27-02-2019 11:01 AM
just want to get some guidance on how I can/ should help my ex
background on how his depression came about- broken family, his mother has depression which she then made some poor decisions which led to various broken relationships as well having a suicide attempt. he grew up in this environment. He then got into a 7yr relationship with the ex who then cheated. We got together one month later.
we stayed together for 2 years, in this time, i can now recognise the signs of his depression but I did not see how bad it was and i was ignorant about the situation
He has sought help, seeing a therapist and started taking medication. Once he started on meds, he got worse. He broke up with me shortly. And then immediately went on a work trip.
he is in my house, and i moved Back to my parents. 2 months later, he is still in my house. He is with a new girl (met her straight after the breakup) And is starting to drink and smoke. I would not be surprised if he started drugs while over there.
What i am so sure about is this is not him, he is a genuine guy who is kind. Everyone tells me to let him learn, but I feel like he is in need of serious help
27-02-2019 05:09 PM
Hey @Cookiedough no doubt this is causing a great deal of worry, it's incredible how kind and attentive you are to your ex-partner. It's interesting to note he has jumped from relationship to relationship, which makes sense he's been through so many painful experiences as a young person. It is true that at some point you do have to accept he's on his own journey, his therapist ideally will be supporting him through these huge transitions. When you say he is in your house, do you look after his expenses etc? I think it's certainly a tricky balance at times as a carer, to both check in and care about someone but also do so with loving boundaries. This community will provide heaps of insight for you, please know you're not alone, a few of our members struggle with continuing care of an ex-partner challenged by mental illness, as such I hope this community serves as a safe space for you.
Do you chat to a counsellor yourself at all? Look forward to hearing from you
27-02-2019 06:35 PM
thanks @nashy for your kind words!
No, he is looking after his own expenses but there are things in the house that are still mine. we had previously agreed that he will be out by the 31st March. The only reason why I agreed to such a long date ( broke up on the 11 dec) was because i knew he was going through a tough time and I wanted to make it easy for him. Little did I know that he had already found another lady. But that aside I can see what he is doing, he is following in the footsteps of his mum, but I know deep down he is fearful of being like her, as he was a victim of her behaviour. He is putting a bandaid on his issues instead of dealing to them.
He is seeing a therapist, but I have a feeling he is lying to her too. a few weeks after the breakup, I caught up with him, and he proclaims everything is sweet and his therapist no longer thinks they need to be seeing her that frequently anymore.
I havent seen a councellor, but it may be a good idea.

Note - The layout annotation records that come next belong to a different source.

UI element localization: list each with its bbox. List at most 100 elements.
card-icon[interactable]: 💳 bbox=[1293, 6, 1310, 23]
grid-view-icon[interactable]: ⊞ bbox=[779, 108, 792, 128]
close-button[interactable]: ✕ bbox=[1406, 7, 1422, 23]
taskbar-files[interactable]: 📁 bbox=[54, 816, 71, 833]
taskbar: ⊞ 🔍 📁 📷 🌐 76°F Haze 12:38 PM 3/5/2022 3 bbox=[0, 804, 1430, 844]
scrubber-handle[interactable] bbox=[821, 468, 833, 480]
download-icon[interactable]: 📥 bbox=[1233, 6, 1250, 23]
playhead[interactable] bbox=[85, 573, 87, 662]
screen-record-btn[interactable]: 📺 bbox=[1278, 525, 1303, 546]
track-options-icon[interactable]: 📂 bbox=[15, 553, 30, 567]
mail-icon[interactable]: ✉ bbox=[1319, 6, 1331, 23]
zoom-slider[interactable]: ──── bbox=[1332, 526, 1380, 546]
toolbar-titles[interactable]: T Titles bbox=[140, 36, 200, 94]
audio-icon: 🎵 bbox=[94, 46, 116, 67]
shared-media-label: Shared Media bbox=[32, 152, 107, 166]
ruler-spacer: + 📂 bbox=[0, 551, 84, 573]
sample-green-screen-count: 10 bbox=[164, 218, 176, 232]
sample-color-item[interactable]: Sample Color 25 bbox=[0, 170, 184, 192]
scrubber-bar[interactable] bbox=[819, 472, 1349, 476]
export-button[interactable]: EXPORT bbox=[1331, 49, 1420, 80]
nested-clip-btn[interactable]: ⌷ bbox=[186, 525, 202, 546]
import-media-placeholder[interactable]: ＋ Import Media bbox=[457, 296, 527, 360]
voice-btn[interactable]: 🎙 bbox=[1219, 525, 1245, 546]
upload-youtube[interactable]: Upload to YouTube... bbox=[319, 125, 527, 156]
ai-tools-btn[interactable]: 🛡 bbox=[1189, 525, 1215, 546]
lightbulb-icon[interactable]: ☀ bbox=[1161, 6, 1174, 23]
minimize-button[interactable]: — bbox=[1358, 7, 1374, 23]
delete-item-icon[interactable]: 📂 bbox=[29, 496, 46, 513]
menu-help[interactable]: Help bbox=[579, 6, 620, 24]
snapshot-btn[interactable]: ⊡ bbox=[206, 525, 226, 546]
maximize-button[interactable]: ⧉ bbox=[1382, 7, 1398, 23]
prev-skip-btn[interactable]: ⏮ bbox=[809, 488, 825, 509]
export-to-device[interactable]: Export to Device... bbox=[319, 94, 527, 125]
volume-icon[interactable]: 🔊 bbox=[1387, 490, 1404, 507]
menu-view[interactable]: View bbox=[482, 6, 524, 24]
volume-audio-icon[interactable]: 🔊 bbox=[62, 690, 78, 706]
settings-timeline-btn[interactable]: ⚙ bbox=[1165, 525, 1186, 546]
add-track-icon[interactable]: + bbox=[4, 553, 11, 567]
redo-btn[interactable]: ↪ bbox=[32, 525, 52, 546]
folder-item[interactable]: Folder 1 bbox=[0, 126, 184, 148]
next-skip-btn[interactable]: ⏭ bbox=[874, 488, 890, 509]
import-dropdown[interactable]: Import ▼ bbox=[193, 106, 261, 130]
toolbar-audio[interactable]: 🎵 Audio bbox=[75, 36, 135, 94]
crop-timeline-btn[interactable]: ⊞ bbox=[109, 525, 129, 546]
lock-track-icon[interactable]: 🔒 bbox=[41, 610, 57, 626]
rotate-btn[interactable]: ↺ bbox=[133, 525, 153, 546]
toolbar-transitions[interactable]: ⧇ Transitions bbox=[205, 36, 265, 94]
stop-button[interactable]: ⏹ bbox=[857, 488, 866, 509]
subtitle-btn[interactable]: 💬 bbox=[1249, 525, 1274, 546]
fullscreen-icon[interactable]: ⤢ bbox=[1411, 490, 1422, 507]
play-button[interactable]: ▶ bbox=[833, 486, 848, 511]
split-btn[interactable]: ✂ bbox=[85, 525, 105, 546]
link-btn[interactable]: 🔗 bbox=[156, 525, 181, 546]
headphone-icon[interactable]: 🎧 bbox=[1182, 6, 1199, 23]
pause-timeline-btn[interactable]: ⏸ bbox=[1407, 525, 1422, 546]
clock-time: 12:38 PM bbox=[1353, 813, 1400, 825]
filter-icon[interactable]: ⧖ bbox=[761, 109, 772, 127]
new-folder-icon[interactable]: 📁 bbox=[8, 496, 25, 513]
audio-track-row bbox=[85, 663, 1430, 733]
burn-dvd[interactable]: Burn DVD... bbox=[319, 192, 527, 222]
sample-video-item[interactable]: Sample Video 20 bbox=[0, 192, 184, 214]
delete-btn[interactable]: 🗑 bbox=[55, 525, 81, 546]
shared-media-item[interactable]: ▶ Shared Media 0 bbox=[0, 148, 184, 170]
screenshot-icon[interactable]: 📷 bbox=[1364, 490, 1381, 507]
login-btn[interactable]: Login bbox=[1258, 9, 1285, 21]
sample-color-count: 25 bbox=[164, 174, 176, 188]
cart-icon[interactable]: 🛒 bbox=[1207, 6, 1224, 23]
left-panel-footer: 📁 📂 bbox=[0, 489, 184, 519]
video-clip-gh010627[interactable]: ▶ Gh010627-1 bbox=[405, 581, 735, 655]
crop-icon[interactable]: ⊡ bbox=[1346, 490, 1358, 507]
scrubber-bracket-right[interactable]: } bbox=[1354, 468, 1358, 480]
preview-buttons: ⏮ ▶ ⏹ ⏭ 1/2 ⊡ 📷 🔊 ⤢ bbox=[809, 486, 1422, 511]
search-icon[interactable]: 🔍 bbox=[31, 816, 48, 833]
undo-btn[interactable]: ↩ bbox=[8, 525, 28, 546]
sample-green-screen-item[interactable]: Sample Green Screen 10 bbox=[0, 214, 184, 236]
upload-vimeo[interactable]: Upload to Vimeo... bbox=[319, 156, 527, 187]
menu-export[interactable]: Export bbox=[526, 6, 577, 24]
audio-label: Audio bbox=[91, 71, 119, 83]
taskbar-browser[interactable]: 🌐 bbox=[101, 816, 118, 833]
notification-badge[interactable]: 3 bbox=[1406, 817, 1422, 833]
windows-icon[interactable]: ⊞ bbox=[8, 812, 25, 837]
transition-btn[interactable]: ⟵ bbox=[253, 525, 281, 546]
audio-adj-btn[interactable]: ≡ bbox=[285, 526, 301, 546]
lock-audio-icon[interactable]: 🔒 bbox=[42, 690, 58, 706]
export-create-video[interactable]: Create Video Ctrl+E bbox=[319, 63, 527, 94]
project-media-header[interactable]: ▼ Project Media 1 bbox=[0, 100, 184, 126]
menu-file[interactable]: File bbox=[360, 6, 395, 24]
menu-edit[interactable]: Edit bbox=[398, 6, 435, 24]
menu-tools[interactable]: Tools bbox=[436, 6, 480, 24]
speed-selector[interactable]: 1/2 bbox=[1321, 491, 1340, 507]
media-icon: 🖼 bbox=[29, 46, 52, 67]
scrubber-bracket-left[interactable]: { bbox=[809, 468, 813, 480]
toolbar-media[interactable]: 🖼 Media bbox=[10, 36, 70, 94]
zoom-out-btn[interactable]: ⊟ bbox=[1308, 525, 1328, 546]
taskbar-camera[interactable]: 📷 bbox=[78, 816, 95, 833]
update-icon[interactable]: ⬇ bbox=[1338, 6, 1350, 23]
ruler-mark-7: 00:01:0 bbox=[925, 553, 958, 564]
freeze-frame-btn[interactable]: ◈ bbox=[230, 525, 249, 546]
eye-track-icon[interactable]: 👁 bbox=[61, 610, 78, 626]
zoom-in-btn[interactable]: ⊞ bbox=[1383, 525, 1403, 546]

Its just so hard to understand what is going through his head. I know I need to set boundries, he cant continue to hurt me, but I do want try talk to him, but he lies to everyone including himself.
He is honestly a decent guy and deserving of life but he is a victim of his past and cant seem to pull himself out of it
02-03-2019 07:59 PM
just read your post and the part that imediately pricked up my ears was the part where you said since your ex has been taking meds he is getting worse. I just found out that our wonderful mental health system has been prescribing benzodiazepines to my wife and that she may have been having what is called a "Paradoxical reaction" to them for the last five years. She is now seriously addicted to them. During our last hidden sharps search of the house my son and i found her benzo stash and a ton of scripts for more. Her regular doctor went on leave and didnt have time to hand over to the new doctor not to write scripts for my wife and that i was supposed to control them. I dont even think the PTSD is even much of an issue anymore but there is my wife is in hospital again after slitting both her arms open for the sixth time. Also going from 0 to 100 in terms of agitated state like nobodies business over the slightest negative feeling. Please google Benzodiazepine addiction in PTSD suffers. Apparently quite a number of our PTSD sufferers end up in this state. The pharmaceutical sites also state that there is a "minority" who suffer this paradoxical reaction to the meds but i cant seem to find any exact numbers. What a surprise! Please dont take them straight off them if you decide to try this. Please read carefully all the articles on weaning people off Benzodiazepines and have your doctor do it. I am of course making a huge assumption that your ex is taking them but id bet money on it. Lets see how long it takes someone representing a pharmaceutical company to remove this post.
10-04-2019 08:24 PM
Sounds like you were in a really tough situation, @Cookiedough. I've supported an ex after a break up in a similar circumstance, so I could relate as I was reading your words. How are you doing now?